Blog

I write code, this blog is a dream.

2011.11.08It's the end of the world, again

An illustration for a game I am currently working on. I will certainly have to clean it up a little before usage. It's my first new indie illustration, champagne!

2011.10.18Have I said Processing is great?

There's something special with Processing and I love testing things with it. But I am not a great fan of Java.

I decided to have some fun and experiment with Scala, Eclipse and the processing libraries. It worked.

But, then I was hit by a question: assuming I create something funny with all this wonderful stuff, how do I ship it to people?

After some really convoluted attempts I found an ugly and half baked solution which still involved hard work for each and every new sketch.

A little bit disapointed, I opened Processing to see how easy it was to ship a sketch as a native application.

Here's a screenshot of the export panel.

Now, there's definitely something important to learn from this panel.

I think that Processing works, is minimalist and focuses on helping its user experiment and ship.

Every word is important in the last sentence:

  • works
  • minimalist
  • focus
  • helpful
  • user
  • experiment
  • ship

That's a great lesson a lot of people should follow.

Thank you Processing :)

2011.10.02org-mode to tumblr

I am an org-mode user.

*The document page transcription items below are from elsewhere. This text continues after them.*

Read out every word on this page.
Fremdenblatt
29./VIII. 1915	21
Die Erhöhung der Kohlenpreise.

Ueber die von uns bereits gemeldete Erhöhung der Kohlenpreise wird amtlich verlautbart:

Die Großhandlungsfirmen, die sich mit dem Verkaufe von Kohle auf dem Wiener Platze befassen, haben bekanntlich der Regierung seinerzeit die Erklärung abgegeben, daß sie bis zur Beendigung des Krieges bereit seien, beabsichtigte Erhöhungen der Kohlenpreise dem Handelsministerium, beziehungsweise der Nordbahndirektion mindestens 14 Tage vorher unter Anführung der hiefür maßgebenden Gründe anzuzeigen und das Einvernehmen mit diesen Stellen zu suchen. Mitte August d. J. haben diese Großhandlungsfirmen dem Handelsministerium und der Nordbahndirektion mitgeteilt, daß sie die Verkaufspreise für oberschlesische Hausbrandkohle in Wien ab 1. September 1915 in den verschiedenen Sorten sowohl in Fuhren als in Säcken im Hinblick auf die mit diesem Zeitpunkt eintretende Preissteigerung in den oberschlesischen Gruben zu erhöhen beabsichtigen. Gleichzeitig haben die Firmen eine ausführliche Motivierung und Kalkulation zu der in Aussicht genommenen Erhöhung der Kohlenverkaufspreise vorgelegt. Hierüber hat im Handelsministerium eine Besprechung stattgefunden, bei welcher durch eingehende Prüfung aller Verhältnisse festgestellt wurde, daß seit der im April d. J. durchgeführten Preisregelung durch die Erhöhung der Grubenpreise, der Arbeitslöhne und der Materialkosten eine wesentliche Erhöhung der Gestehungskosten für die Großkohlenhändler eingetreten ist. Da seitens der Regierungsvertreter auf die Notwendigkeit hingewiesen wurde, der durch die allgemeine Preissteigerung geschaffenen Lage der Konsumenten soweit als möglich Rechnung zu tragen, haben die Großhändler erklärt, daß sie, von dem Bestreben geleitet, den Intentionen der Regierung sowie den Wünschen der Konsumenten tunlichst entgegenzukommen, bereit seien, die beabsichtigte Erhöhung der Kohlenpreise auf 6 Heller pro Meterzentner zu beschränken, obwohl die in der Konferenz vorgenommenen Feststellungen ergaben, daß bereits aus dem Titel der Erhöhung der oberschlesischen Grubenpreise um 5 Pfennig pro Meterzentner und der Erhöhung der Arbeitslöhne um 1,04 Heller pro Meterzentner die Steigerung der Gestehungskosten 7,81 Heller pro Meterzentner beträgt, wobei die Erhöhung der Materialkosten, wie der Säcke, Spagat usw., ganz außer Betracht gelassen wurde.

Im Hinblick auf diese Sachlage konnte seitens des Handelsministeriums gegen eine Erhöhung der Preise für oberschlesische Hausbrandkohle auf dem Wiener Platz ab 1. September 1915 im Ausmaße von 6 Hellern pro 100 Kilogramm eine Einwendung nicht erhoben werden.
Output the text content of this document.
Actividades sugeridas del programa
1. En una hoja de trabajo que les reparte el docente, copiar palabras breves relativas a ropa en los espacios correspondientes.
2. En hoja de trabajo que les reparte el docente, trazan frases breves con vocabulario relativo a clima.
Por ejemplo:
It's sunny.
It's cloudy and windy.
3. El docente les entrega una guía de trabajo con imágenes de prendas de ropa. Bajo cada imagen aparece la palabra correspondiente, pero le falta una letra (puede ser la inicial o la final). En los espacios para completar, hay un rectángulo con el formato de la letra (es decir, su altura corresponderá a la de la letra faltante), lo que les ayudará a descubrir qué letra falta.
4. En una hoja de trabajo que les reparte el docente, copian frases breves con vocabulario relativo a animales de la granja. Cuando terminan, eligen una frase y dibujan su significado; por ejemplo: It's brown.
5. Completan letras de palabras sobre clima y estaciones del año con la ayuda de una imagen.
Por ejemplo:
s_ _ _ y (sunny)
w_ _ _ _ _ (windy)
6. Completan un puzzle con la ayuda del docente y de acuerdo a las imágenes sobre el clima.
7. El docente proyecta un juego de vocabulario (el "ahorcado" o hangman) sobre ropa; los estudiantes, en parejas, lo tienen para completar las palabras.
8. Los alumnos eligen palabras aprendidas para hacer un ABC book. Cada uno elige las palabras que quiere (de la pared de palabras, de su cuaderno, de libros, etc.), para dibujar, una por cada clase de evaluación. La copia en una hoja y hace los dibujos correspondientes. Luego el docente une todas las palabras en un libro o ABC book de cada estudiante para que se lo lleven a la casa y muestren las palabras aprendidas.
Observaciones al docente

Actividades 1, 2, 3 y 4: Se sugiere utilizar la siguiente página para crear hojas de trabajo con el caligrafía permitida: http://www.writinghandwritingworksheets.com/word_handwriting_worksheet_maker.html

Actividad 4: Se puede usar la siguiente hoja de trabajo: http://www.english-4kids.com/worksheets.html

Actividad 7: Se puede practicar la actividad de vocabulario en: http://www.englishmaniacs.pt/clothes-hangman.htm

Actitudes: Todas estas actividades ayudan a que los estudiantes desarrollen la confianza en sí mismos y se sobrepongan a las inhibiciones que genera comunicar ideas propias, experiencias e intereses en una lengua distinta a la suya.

I write things and I organize most of my life using org-mode. It made me code with emacs after many years of vim -yes, I know, coder's stuff is often boring-.

Since this blog was created I made a promise to manage it through emacs using org files. If possible without changing of blogging platform: Tumblr.

I used a few tools and coded some converters and I now have the following structure on my computer:

blog-fr.org     # the French blog content
blog-en.org     # the English blog content
picasa/         # images used by posts
labe.me/        # the static entrance http://labe.me

Plus some files which help diffuse, deploy and synchronize all this stuff, among which a good old Makefile to make things as automatic as possible.

Here are the main tools used by the system:

  • tumblr-rb: a ruby implementation of the tumblr API with a useful command line interface
  • googlecl: a command line client to manipulate google services' data
  • Markdown.hx: a buggy Markdown to HTML converter written in haxe. After some hacks and filters it helped me convert org content into custom HTML
  • elbow grease to create the haxe org file parser and the glue code (boooooring)
  • even more elbow grease to test and debug the whole thing (even mooore booooooooring)

Finally:

  • everything is published and synchronized from the same local repository
  • using a simple keystroke in emacs or command line in the terminal
  • the directory is versionned (git)
  • I can prepare my posts without an Internet connection and I won't have to copy/paste the result in some HTML textarea
  • TODO means draft and is synchronized to Tumblr draft for preview when required
  • I publish simply by toggling TODO to DONE
  • I can modify what I draft or publish, no need to connect to the Tumblr dashboard to correct a typo
  • images are synchronized with picasa transparently and their URL is replaced inside the posts, using another hosting system would be really easy
  • I can change my blog hosting system pretty easily since everything is on my machine
  • the system can be improved with more elbow grease -add a local HTML preview, a better integration with Twitter/Google+/Facebook, better typography, automatic replace, two way sync, etc.-
  • org-mode :)

If some org-mode user is interested I will gladly share the code -which is simple-. My emacs lisp fu is not good enough to code this in lisp without losing a lot of time but some emacs guru might be interested by the idea and give it a try.

In the meantime, I am pretty impressed with the result and the open possibilities!

2011.09.20Mad science continued

It's less ugly but I still have a lot to do before the initial release.